Snowber writes about listening, but in a metaphorical way: “The entire body hears,” she claims (55). “This listening isn’t just between ourselves and our bodies, but it is body to body, earth to earth, earth to body, and to what is beyond” (58). Clearly she isn’t talking about a literal form of listening, but rather listening as connection between ourselves, our environment, and something beyond the physical. In her chapter on the body and paradox, she suggests that our limitations—injuries, for example—are places of generativity, of creativity (65). “Instead of being perplexed by the paradox of the body, perhaps it is time to praise it,” she suggests (71). However, I really don’t know what to make of statements like this one: “Our bodies are the earth. The earth is our body. In my practice of walking, dancing and writing in connection to the landscape and seascape I keep living these words” (77). Yes, we are not separate from the natural world, although our culture and economy do their best to assert such a separation. But how do creative or embodied practices help us to live that truth? Isn’t there a difference between being and knowing, between ontology and epistemology, that is being elided here?

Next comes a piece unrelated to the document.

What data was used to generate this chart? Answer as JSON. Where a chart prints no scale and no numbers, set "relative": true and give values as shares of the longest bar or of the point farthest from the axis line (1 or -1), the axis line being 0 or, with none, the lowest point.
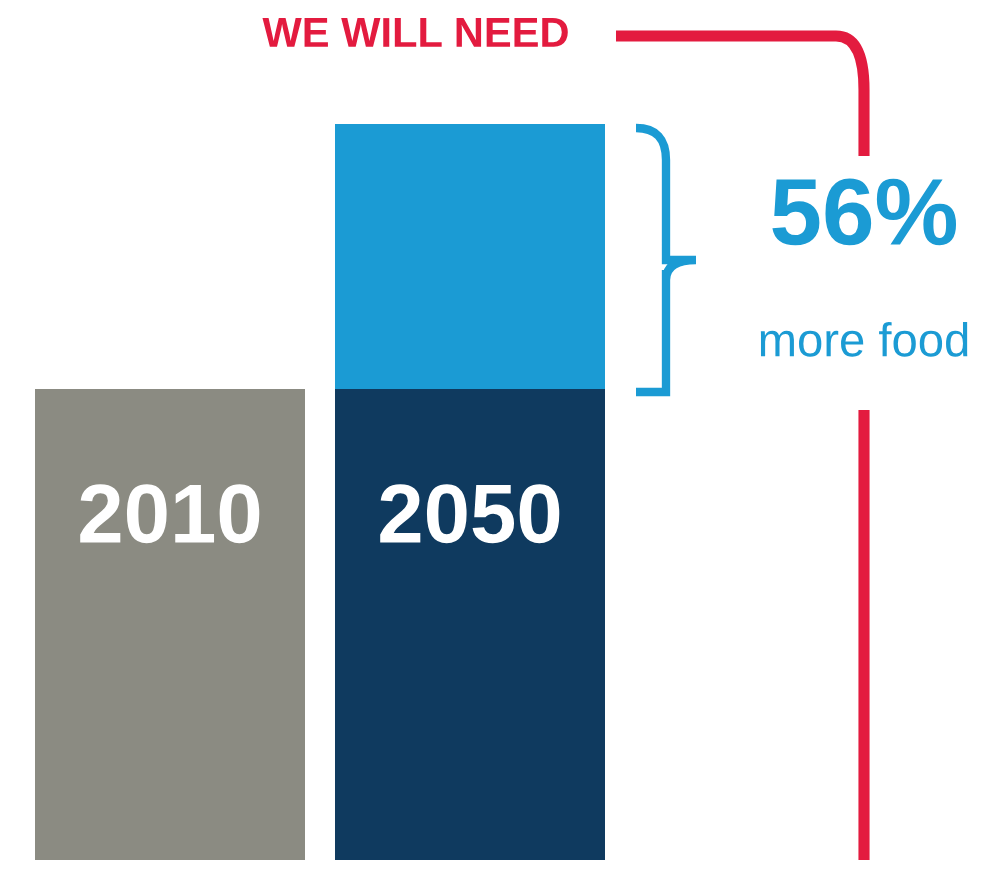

Asking such questions about this book, though, is like breaking a butterfly on a wheel: Embodied Inquiry isn’t intended to answer those kinds of questions—in fact, I would argue that it deliberately refuses to engage with them. It is a personal and eccentric book, and although I’m sure many people have gotten a great deal out of it, it’s not what I need right now. Clearly I need to do more research into embodied knowledge, or whatever term the library’s databases use to categorize that field of inquiry. After all, Snowber says that the scholarship in this area is vast; I need to dig into it, but in a much more careful way. Going by the use of the word “embodied” in a book’s title isn’t good enough. That much I’ve learned.

Work Cited

Snowber, Celeste. Embodied Inquiry: Writing, Living and Being through the Body. Sense, 2016.